If assigning a value to Q inside an always block, change output Q to output reg Q
I have written this code:
module Key_Schedule(
subkey_tupple1,
subkey_tupple2,
generate_key_final_step,
rst,clk
);
reg [0:31] a1,b1,a2,b2;
input [0:31] subkey_tupple1;
input [0:31] subkey_tupple2;
//input [31:0] subkey_A_swap;
//input [31:0] subkey_B_swap;
input clk,rst;
output reg [0:63] generate_key_final_step;
reg [0:63] temp;
reg [0:63] round_sub_key_left;
always #(posedge clk or negedge rst)
begin
if (!rst)
begin
temp<={64{1'b0}};
round_sub_key_left<={64{1'b0}};
end
else
temp<={subkey_tupple1[0:31],subkey_tupple2[0:31]};
//The error is below... line 49
round_sub_key_left<={temp[8:15],temp[16:23],temp[24:31],temp[0:7],temp[40:47],temp[48:55],temp[56:63],temp[32:39]};
a1={temp[8:15],temp[16:23],temp[24:31],temp[0:7]};
b1={temp[40:47],temp[48:55],temp[56:63],temp[32:39]};
a2=b1;
b2=a1^b1;
generate_key_final_step={a2,b2};
end
endmodule
When I click Synthesize -XST I get this error:
ERROR:HDLCompiler:1128 - "D:\Embedded_Project\Key_Schedule.v" Line 49: Assignment under multiple single edges is not supported for synthesis
There is a missing begin-end around the else condition. Therefore the assignment to temp is the only assignment in the else condition. When in active reset round_sub_key_left is still derived from temp. There error is likey do to the fact that during asynchronous reset round_sub_key_left is not being assigned to a constant.
Also, at toolic mentioned: It is generally a bad practice to put your combinational logic and synchronous logic in the same always block (ie mix blocking and non-blocking assignments). The best practice is to put combinational logic in an always #* block with blocking assignments (=). Synchronous logic (ie flip-flop) should go in an always #(posedge clk /*+ async-set/set*/) and only use non-blocking assignment (<=).

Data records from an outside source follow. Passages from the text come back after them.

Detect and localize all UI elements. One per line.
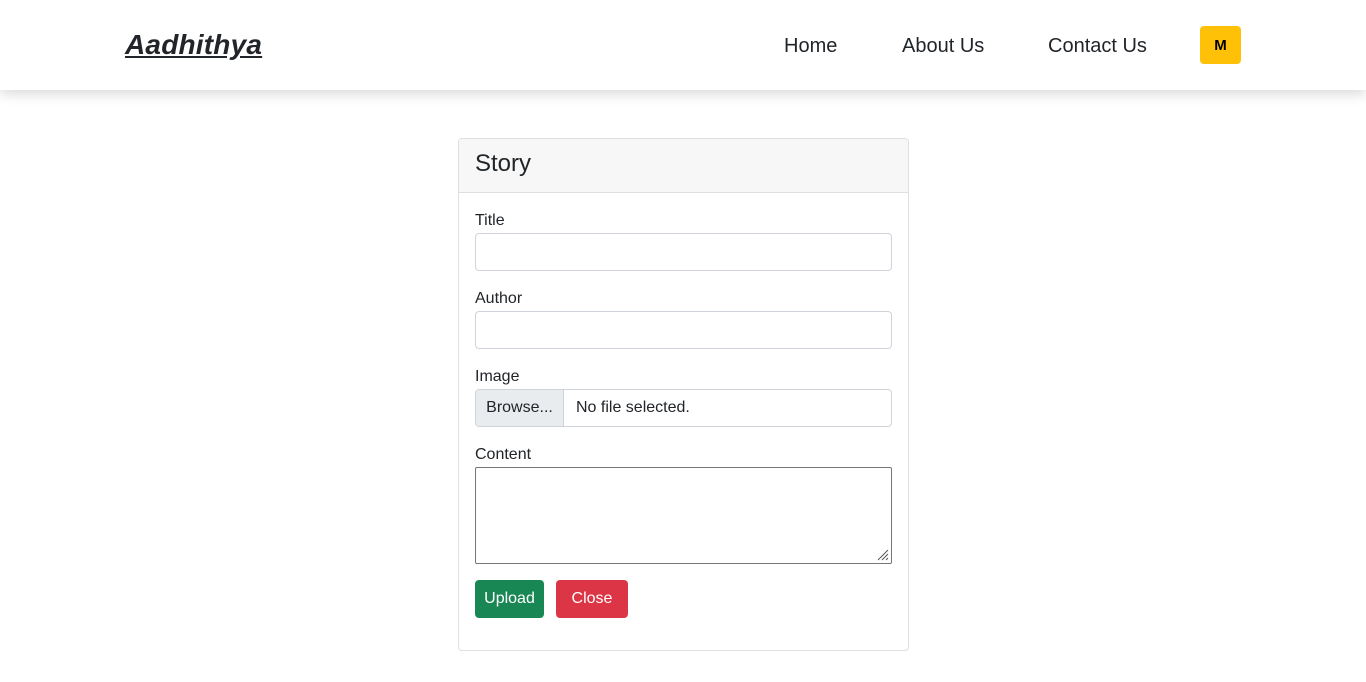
title-input[interactable] <box>475 233 892 271</box>
card-header-title: Story <box>459 139 908 193</box>
upload-button[interactable]: Upload <box>475 580 544 618</box>
content-textarea[interactable] <box>475 467 892 564</box>
image-label: Image <box>475 368 520 385</box>
file-status-text: No file selected. <box>576 399 690 416</box>
author-label: Author <box>475 290 523 307</box>
title-label: Title <box>475 212 505 229</box>
nav-about-link[interactable]: About Us <box>902 35 984 58</box>
nav-home-link[interactable]: Home <box>784 35 837 58</box>
content-label: Content <box>475 446 532 463</box>
close-button[interactable]: Close <box>556 580 628 618</box>
story-form-card: Story Title Author Image Browse... No fi… <box>458 138 909 651</box>
resize-grip-icon[interactable] <box>875 547 889 561</box>
nav-contact-link[interactable]: Contact Us <box>1048 35 1147 58</box>
browse-button[interactable]: Browse... <box>476 390 564 426</box>
author-input[interactable] <box>475 311 892 349</box>
user-avatar-button[interactable]: M <box>1200 26 1241 64</box>
top-navbar: Aadhithya Home About Us Contact Us M <box>0 0 1366 90</box>
image-file-input[interactable]: Browse... No file selected. <box>475 389 892 427</box>
brand-logo[interactable]: Aadhithya <box>125 29 262 61</box>
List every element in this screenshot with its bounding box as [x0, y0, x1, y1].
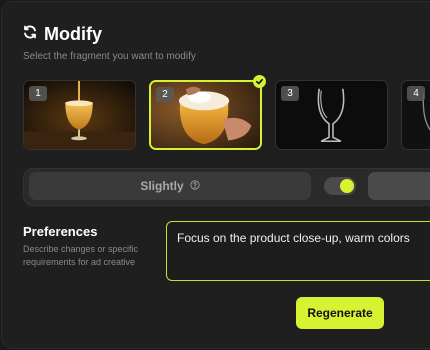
- preferences-title: Preferences: [23, 224, 98, 239]
- fragment-list: 1 2 3 4: [23, 80, 430, 150]
- fragment-thumbnail-1[interactable]: 1: [23, 80, 136, 150]
- option-segment[interactable]: [368, 172, 430, 200]
- toggle-switch[interactable]: [324, 177, 356, 195]
- modify-panel: Modify Select the fragment you want to m…: [1, 1, 430, 349]
- preferences-input[interactable]: Focus on the product close-up, warm colo…: [166, 221, 430, 281]
- intensity-option-button[interactable]: Slightly: [29, 172, 311, 200]
- fragment-number: 3: [281, 86, 299, 101]
- regenerate-button[interactable]: Regenerate: [296, 297, 384, 329]
- page-subtitle: Select the fragment you want to modify: [23, 51, 196, 62]
- page-title: Modify: [44, 24, 102, 44]
- fragment-number: 2: [156, 87, 174, 102]
- intensity-label: Slightly: [140, 179, 184, 193]
- help-circle-icon[interactable]: [190, 179, 200, 193]
- fragment-thumbnail-3[interactable]: 3: [275, 80, 388, 150]
- refresh-icon: [22, 24, 38, 45]
- fragment-thumbnail-4[interactable]: 4: [401, 80, 430, 150]
- fragment-thumbnail-2[interactable]: 2: [149, 80, 262, 150]
- fragment-number: 4: [407, 86, 425, 101]
- toggle-knob: [340, 179, 354, 193]
- header: Modify: [22, 24, 102, 45]
- fragment-number: 1: [29, 86, 47, 101]
- preferences-description: Describe changes or specific requirement…: [23, 244, 139, 267]
- selected-check-icon: [253, 75, 266, 88]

always #(posedge clk or negedge rst) begin
if (!rst) begin
temp<={64{1'b0}};
round_sub_key_left<={64{1'b0}};
end
else begin
temp <= {subkey_tupple1[0:31],subkey_tupple2[0:31]};
round_sub_key_left <= temp[8:31],temp[0:7],temp[40:63],temp[32:39]};
end
end
always #* begin : output_comb_logic
a1={temp[8:15],temp[16:23],temp[24:31],temp[0:7]};
b1={temp[40:47],temp[48:55],temp[56:63],temp[32:39]};
a2=b1;
b2=a1^b1;
generate_key_final_step={a2,b2};
end
else at line 47 affects only one line, and it is not right.
Under reset condition round_sub_key_left has two conflicting drivers.
Place code after else in begin-end parentheses.